August 13, 2007
With Newspapers
Endangered, So Is Government By the People
There is a seemingly
endless list of important, vital issues facing us today, and it seems
silly that problems facing one industry would be worse than those facing
any other industry.
As silly as it might
seem, it’s also true. And, it relates to what you’re doing right now –
informing yourself.
A study came out
last week saying that, by 2010, more media advertising dollars will be
spent online than in print. This poses a serious question for media
companies – how to make online revenue work, and fast? Although online
revenue is increasing at most newspapers, ad sales for the dead tree
edition still largely pay the bills.
The problem is that
some of that revenue is simply evaporating when it hits the Internet.
Classified ad sales, once a cash cow for the newspaper industry, have
found a free home on Craig’s List, which has eviscerated classified
sales on both coasts and is now encroaching on the Midwest.
Revenue, of course,
has a direct relationship to a paper’s ability to report.
Reporting,
especially quality investigative reporting, is time-consuming and
expensive. Because of that, it’s a dying art at American newspapers,
with few of them still able to pull it off with any regularity.
This is the future
of the news industry. It isn’t good, it isn’t bad. Instead, it’s a big
question mark. Depending on who you talk to, the industry could be
headed in about six different directions – from the decentralization of
reporting to hyper-local niche sites, to chaos, to an eventual
correction and restructuring.
It all comes down to
making revenue work.
Newspapers used to
be cherished family businesses, a point of community prestige. That is
no longer the case, as ownership of newspapers is both consolidating and
also becoming part of corporations that are publicly traded on the stock
market. That’s increased pressure for profits as the primary motivator
of newspaper managers. It has led to cuts in newsrooms – long seen by
corporate bean counters as revenue-sumps rather than revenue-generators.
More work has now been concentrated into fewer hands, requiring more
thinly sourced stories and less time spent on what might not yield much
of anything.
A few years ago,
these realities prompted talk from a group of private investors to
purchase the Los Angeles Times from the Tribune Company. The
Times had just gone through a major controversy in which the
publisher had resisted corporate pressures to make further cuts to the
newsrooms. When the publisher lost and was replaced, and the cuts were
made by new management, some very wealthy folks talked about purchasing
the paper and restoring the news operations as a public service. So far,
that’s gone no further than talk.
This isn’t just a
problem facing newspapers, but also television stations. A study of
broadcast journalists found that most of them thought there was too much
work in too few hands to guarantee journalistic excellence. Besides
that, decisions made by those at the top were often pre-empted by
managers who wanted to run salacious celebrity news – a decision that
places them directly at odds with media consumers, who routinely tell
pollsters they want less news about Paris Hilton, and more about things
that directly affect them.
Another industry
facing a similar mountain of serious problems might prompt observers to
conclude that perhaps it was simply part of the way things work. These
problems are associated with the basic questions of how a free society
informs itself. Informed voting habits are based on having a reliable,
credible source of information. Some people might think that no
gatekeeper is necessary, but they’d be wrong. There is always a need for
someone to place facts and information in context for proper digestion.
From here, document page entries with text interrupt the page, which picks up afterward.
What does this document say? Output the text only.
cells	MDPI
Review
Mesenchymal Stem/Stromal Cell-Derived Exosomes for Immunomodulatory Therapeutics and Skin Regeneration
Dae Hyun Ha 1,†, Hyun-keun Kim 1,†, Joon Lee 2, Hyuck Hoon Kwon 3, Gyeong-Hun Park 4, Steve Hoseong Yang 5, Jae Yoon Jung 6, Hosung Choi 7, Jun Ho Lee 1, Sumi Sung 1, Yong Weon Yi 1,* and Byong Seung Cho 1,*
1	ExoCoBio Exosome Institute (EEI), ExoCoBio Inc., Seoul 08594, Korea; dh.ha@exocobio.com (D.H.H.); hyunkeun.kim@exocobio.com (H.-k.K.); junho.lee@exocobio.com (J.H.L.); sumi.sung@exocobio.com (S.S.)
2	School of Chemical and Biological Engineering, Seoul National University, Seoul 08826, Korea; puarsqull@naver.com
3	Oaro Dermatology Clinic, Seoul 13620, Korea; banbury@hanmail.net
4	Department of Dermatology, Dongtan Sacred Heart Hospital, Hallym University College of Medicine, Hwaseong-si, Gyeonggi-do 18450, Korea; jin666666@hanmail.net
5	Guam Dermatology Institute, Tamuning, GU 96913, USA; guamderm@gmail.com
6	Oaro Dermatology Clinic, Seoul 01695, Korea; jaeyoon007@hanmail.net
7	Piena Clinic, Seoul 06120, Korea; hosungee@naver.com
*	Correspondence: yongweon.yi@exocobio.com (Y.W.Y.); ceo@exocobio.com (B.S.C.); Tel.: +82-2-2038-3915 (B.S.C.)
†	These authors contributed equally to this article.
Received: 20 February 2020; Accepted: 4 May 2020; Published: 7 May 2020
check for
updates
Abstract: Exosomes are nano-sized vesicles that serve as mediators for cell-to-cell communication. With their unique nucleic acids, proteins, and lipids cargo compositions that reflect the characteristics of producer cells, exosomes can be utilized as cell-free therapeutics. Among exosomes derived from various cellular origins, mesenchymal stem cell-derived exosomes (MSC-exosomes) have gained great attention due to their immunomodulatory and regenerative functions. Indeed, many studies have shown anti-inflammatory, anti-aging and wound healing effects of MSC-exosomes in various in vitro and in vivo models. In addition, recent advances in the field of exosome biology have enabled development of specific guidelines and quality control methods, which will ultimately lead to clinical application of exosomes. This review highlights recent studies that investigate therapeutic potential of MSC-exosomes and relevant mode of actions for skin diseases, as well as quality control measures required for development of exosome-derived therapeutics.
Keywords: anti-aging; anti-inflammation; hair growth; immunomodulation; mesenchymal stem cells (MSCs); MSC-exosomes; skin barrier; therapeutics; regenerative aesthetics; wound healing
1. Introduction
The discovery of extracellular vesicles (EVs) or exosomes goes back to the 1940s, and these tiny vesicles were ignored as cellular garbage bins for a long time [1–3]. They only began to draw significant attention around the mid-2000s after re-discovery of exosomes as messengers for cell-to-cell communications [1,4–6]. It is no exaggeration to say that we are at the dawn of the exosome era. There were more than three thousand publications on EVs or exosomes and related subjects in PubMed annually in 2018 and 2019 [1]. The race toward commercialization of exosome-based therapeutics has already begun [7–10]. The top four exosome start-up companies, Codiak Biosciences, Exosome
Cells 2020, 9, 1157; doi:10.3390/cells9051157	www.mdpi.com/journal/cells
You can look up, on the Internet, how much a public employee makes, but
without knowing what that person is supposed to do, how much experience
they have, and what people doing comparable jobs in the private sector
earn, you are no better informed than if you knew nothing. In fact,
sometimes possessing only a part of the story is more dangerous than
knowing nothing – surmises and assumptions often fill voids where facts
are missing.
This makes it
something of a national emergency. Being well educated is critical to
self-rule, and part of that education is knowing what’s happening in the
world around you. When our ability to educate ourselves on the issues is
placed at risk, so is our ability to properly govern ourselves.